Wie Armut bei den Kindern sichtbar wird? Kunstpädagogin Kerstin Holst überlegt einen Moment. Viele Kinder kämen hungrig in ihre Atelierkurse, sagt sie. Für lange Schultage hätten sie nicht genügend Essen dabei. In Gröpelingen leitet Holst ein Kinder- und Jugendatelier. Die jüngsten Teilnehmer gehen noch zur Grundschule.

Mehr als die Hälfte aller Minderjährigen unter 15 Jahren haben in Gröpelingen laut dem Bremer Ortsteilatlas Anspruch auf Sozialgeld. Im Ortsteil Ohlenhof sind es fast 54 Prozent, der höchste Wert überhaupt in Bremen (Stand 2021). Der letzte Lebenslagenbericht weist Gröpelingen klar als sozioökonomisch benachteiligten Stadtteil aus. Nirgendwo in Bremen sind mehr Menschen arbeitslos, nirgendwo ist der Sozialhilfebezug so hoch.

Wie ein Aufwachsen in finanziell schwierigen Verhältnissen sich auf das Verhalten von Kindern auswirkt, hat Kunstpädagogin Holst beobachtet. "Die Angespanntheit, die Zuhause herrscht, macht sich im Körper bemerkbar," sagt sie. "Es gibt Kinder, die immer lauter und überdrehter werden. Andere werden immer leiser." Dass durch Armut verursachter chronischer Stress sich negativ auf Psyche und Körper auswirkt, ist mittlerweile wissenschaftlich belegt. So steigt das Risiko für psychische Erkrankungen bei einkommensschwachen Menschen an.

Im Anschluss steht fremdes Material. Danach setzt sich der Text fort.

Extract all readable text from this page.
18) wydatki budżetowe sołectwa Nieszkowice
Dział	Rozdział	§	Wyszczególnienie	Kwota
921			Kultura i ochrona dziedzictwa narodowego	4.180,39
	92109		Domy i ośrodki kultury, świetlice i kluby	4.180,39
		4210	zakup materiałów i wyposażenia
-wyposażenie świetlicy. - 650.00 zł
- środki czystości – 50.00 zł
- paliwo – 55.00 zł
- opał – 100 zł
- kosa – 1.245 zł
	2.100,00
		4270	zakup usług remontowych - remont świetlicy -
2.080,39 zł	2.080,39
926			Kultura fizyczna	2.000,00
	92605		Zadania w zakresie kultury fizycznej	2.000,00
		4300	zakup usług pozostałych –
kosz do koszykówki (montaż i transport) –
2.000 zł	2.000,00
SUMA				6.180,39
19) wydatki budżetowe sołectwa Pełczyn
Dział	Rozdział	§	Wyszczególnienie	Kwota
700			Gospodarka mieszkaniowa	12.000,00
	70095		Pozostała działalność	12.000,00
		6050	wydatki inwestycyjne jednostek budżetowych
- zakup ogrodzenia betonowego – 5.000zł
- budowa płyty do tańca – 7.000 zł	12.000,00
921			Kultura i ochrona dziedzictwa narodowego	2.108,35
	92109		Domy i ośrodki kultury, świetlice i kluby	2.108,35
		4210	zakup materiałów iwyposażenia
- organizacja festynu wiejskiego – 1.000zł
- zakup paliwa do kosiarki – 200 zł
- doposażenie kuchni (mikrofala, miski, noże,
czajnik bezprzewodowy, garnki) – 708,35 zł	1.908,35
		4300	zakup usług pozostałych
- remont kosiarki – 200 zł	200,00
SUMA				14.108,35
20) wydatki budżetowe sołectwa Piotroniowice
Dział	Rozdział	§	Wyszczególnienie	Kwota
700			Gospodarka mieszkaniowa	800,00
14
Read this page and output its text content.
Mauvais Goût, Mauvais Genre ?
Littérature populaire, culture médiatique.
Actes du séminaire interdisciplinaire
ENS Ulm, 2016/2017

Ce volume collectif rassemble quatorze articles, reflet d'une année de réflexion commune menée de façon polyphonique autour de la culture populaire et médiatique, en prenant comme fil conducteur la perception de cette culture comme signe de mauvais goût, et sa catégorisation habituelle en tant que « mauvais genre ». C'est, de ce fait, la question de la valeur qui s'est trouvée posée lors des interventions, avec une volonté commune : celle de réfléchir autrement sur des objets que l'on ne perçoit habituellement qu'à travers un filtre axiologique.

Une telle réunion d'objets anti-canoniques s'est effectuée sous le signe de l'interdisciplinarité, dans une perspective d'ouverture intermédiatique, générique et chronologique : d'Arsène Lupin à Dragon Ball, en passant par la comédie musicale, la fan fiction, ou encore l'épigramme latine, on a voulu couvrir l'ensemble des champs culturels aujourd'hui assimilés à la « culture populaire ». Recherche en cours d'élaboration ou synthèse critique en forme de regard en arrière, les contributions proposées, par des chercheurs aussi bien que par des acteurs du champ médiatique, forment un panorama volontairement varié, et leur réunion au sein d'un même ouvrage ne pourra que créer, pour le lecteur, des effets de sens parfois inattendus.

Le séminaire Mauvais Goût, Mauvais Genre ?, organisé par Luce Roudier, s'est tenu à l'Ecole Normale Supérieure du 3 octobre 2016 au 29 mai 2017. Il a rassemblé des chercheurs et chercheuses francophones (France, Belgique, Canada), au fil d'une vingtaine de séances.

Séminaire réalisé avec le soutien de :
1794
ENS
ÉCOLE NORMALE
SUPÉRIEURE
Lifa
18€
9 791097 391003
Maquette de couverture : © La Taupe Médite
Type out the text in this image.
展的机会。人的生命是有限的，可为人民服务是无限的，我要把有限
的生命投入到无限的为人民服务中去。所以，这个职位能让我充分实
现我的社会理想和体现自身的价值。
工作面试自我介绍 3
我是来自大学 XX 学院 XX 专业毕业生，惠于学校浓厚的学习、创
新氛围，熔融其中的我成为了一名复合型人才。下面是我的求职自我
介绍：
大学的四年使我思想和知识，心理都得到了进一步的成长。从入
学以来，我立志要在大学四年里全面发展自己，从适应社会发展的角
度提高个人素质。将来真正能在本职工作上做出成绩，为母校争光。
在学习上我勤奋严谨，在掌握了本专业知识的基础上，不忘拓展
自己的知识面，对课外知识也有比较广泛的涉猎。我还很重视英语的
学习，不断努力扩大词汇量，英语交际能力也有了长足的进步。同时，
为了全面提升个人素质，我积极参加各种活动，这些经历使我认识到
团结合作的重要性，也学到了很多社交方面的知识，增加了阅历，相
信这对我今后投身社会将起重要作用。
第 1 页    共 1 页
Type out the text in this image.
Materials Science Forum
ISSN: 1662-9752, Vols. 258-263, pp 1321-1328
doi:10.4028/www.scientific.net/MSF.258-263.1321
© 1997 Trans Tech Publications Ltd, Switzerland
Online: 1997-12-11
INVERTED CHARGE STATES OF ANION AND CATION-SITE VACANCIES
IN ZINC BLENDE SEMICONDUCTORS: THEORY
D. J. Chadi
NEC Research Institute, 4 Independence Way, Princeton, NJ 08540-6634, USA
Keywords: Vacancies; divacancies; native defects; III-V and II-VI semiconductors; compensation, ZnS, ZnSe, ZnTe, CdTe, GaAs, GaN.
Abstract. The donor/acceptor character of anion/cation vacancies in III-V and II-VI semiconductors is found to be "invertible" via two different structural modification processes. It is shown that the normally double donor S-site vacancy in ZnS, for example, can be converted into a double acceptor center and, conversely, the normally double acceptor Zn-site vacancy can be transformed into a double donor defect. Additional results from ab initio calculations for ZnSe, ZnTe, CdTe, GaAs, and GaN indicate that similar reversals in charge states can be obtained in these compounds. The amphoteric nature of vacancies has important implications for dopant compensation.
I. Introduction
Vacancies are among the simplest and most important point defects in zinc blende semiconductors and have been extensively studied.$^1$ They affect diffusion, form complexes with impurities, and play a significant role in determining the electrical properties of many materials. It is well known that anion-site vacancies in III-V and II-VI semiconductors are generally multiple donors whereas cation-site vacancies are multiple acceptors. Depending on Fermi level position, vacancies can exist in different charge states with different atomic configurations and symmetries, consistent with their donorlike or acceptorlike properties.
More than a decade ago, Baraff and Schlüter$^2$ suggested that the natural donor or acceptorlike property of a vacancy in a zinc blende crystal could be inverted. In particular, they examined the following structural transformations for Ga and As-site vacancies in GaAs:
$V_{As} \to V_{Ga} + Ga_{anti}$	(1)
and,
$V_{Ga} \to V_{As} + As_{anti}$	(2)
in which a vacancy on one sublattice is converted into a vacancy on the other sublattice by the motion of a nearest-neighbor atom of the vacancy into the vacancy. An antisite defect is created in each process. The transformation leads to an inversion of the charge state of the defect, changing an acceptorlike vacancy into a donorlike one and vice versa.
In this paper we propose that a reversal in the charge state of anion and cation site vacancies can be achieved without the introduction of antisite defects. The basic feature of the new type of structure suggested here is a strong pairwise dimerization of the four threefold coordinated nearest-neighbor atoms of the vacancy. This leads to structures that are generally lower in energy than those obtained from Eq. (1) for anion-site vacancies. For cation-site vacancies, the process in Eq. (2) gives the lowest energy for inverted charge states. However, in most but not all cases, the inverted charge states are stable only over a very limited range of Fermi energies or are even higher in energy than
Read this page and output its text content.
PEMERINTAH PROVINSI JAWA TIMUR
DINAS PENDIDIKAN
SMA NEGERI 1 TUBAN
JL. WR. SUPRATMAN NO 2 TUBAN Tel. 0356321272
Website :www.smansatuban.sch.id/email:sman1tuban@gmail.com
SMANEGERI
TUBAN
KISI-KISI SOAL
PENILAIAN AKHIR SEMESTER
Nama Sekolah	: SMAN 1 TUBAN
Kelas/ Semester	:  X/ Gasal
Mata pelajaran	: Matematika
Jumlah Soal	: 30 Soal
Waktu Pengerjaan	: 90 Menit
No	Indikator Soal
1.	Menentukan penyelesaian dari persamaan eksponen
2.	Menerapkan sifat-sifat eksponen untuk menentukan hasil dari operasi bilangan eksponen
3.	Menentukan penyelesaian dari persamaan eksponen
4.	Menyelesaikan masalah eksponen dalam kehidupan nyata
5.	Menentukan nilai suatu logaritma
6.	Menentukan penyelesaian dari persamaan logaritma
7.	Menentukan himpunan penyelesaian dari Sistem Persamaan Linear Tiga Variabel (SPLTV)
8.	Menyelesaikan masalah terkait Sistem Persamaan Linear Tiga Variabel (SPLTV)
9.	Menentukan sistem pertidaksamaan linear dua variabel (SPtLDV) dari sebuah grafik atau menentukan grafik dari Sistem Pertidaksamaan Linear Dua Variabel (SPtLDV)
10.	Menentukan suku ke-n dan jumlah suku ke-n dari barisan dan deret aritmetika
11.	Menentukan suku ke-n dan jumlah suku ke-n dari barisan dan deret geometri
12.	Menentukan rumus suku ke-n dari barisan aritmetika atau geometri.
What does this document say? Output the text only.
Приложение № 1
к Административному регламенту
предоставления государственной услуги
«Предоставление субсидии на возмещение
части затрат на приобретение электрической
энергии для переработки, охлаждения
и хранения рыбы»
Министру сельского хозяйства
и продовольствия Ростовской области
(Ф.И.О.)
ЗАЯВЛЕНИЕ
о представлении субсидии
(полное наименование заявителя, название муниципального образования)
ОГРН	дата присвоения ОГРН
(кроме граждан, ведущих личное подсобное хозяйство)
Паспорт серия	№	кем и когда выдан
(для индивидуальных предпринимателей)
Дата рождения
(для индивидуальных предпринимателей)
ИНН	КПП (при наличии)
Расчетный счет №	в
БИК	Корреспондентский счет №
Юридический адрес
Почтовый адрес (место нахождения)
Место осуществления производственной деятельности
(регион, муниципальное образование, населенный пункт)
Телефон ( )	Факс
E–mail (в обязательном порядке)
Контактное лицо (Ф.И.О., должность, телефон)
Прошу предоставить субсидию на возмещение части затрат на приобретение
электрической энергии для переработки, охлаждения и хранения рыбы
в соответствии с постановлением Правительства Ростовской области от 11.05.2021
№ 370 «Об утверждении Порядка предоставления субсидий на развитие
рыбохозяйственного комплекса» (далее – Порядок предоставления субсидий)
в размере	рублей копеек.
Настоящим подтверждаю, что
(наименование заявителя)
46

Armut und Krankheit hängen zusammen. Darauf weisen auch Bremer Daten hin. Männer aus Oberneuland lebten im Durchschnitt mehr als sieben Jahre länger als Männer aus Ohlendorf. Das zeigen die aktuellsten Erhebungen des Statistischen Landesamtes. Und Armut verkürzt nicht nur die Lebenszeit im Alter, sondern hat schon in jungen Jahren drastische Konsequenzen. In Bremen litten Schulanfänger aus benachteiligten Stadtteilen mehr als doppelt so häufig an Vorerkrankungen wie Asthma und Allergien (32 Prozent), als Kinder aus gut situierten Stadtteilen (15 Prozent). Auch Therapieempfehlungen häufen sich bei Kindern aus benachteiligten Stadtteilen.

Wir sind oft auch selber hilflos, weil wir nicht wissen, wie wir noch unterstützen können.
Rita Sänze, Quartiersmanagerin in Gröpelingen

Rita Sänze ist seit gut 20 Jahren Quartiersmanagerin in Gröpelingen. In ihrem Job koordiniert Sänze Projekte und Förderungen für den Stadtteil – und hat die Bedürfnisse der Bewohner im Blick. "Schon wenn ich mir die Regelsätze beim Bürgergeld angucke, was Kindern am Tag zusteht und was da mit drin sein soll. Das ist einfach nicht zu machen", sagt sie. Sänze berichtet, dass der Bedarf an Sozialberatungen in den vergangenen Jahren enorm gewachsen sei. "Das zeigt immer, dass Leute in Bedrängnis sind. Dass sie nicht mehr weiter wissen." Zwar freue sich das Team des Quartiersmanagements, wenn sich Bewohner in Not Hilfe suchen. "Aber wir sind oft auch selber hilflos", berichtet Sänze, "weil wir nicht wissen, wie wir noch unterstützen können."

Mit den Quartierstreffs "Rostocker Straße" und "Mosaik" am Liegnitzplatz fördert das Quartiersmanagement zwar Orte für Begegnung, Austausch und Beratung. Es ermöglicht Sprachcafés, Sportangebote und Ferienbetreuung. Wenn es um große, strukturelle Änderungen bei der Armutsbekämpfung geht, könne Bremen als Land aber wenig unternehmen, sagt Sänze. Bei der Stärkung niedriger Einkommen und der Erhöhung von Sozialleistungen müsse der Bund aktiv werden.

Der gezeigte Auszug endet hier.